Sampai Mati Kucintai
Dealova meremas erat handphone di tangannya. Sebuah komentar di media sosial terpajang, kalimat singkat yang menjadi penyebab giginya menggerutuk.
"Terlalu kurus itu juga ga sehat."
"Tahu apa dia tentang sehat?" gumamnya. "Kamu saja gemuk tak terurus."
Ia berdiri, berjalan menuju cermin setinggi ukuran tubuhnya. "Lihat aku, tidak ada yang salah. Semua sempurna. Bilang saja kalau kalian tak bisa mencapai tubuh ideal sepertiku."

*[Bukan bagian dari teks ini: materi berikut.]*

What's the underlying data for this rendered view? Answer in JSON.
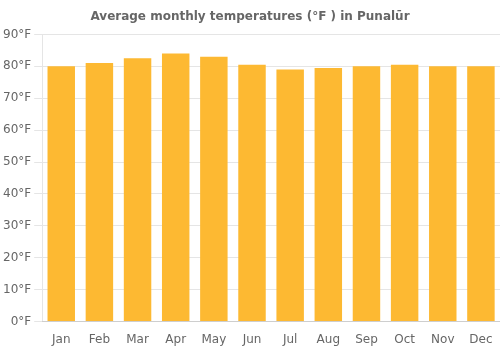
{
  "chart_data": {
    "type": "bar",
    "title": "Average monthly temperatures (°F ) in Punalūr",
    "categories": [
      "Jan",
      "Feb",
      "Mar",
      "Apr",
      "May",
      "Jun",
      "Jul",
      "Aug",
      "Sep",
      "Oct",
      "Nov",
      "Dec"
    ],
    "values": [
      80,
      81,
      82.5,
      84,
      83,
      80.5,
      79,
      79.5,
      80,
      80.5,
      80,
      80
    ],
    "color": "#FDB932",
    "ylim": [
      0,
      90
    ],
    "yticks": [
      {
        "value": 0,
        "label": "0°F"
      },
      {
        "value": 10,
        "label": "10°F"
      },
      {
        "value": 20,
        "label": "20°F"
      },
      {
        "value": 30,
        "label": "30°F"
      },
      {
        "value": 40,
        "label": "40°F"
      },
      {
        "value": 50,
        "label": "50°F"
      },
      {
        "value": 60,
        "label": "60°F"
      },
      {
        "value": 70,
        "label": "70°F"
      },
      {
        "value": 80,
        "label": "80°F"
      },
      {
        "value": 90,
        "label": "90°F"
      }
    ],
    "grid": true
  }
}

Belakangan ini suasana hatinya sering kali memburuk karena banyak orang yang iri dan suka mengomentari segala hal tentangnya.

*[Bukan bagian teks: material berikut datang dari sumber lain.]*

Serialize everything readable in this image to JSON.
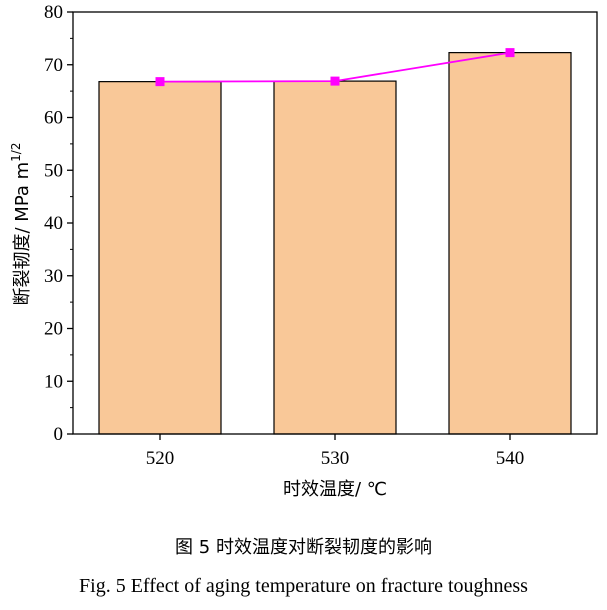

"Memang, ya. Semakin tinggi pohon, makin kencang juga angin yang menerpa." Ia mengulas gincu merah di bibirnya yang penuh, lalu menyunggingkan senyum dengan dagu terangkat.
Dealova meraih kunci mobil dan bergegas ke kampus, meskipun hari minggu, tapi ada satu matakuliah pengganti yang harus ia hadiri.
Jarak dari tempat kos ke kampusnya tidak begitu jauh, hanya perlu 15 menit perjalanan mengunakan kendaraan. Namun, anehnya sudah setengah jam berlalu ia tak kunjung sampai padahal melalui jalur yang sama dan tidak macet sedikit pun.
Matanya melirik jam tangan, dia sudah terlambat. "Aneh."
Mobilnya menepi dan berhenti. Ia mengirimkan pesan pada temannya, meminta untuk titip presensi. Akan tetapi, balasan yang ia dapat malah emoticon tertawa dan kalimat aneh.
"Apa sih, De."
Alisnya yang digambar simetris dan rapi itu nyaris bertaut. Ia mendecak sekali, lalu melanjutkan perjalanan. Syukurnya 5 menit kemudian akhirnya sampai di parkiran gedung fakultasnya.
Dealova bergegas menuju kelas. Ia mengintip dari balik jendela, mengamati situasi kelas yang cukup hening.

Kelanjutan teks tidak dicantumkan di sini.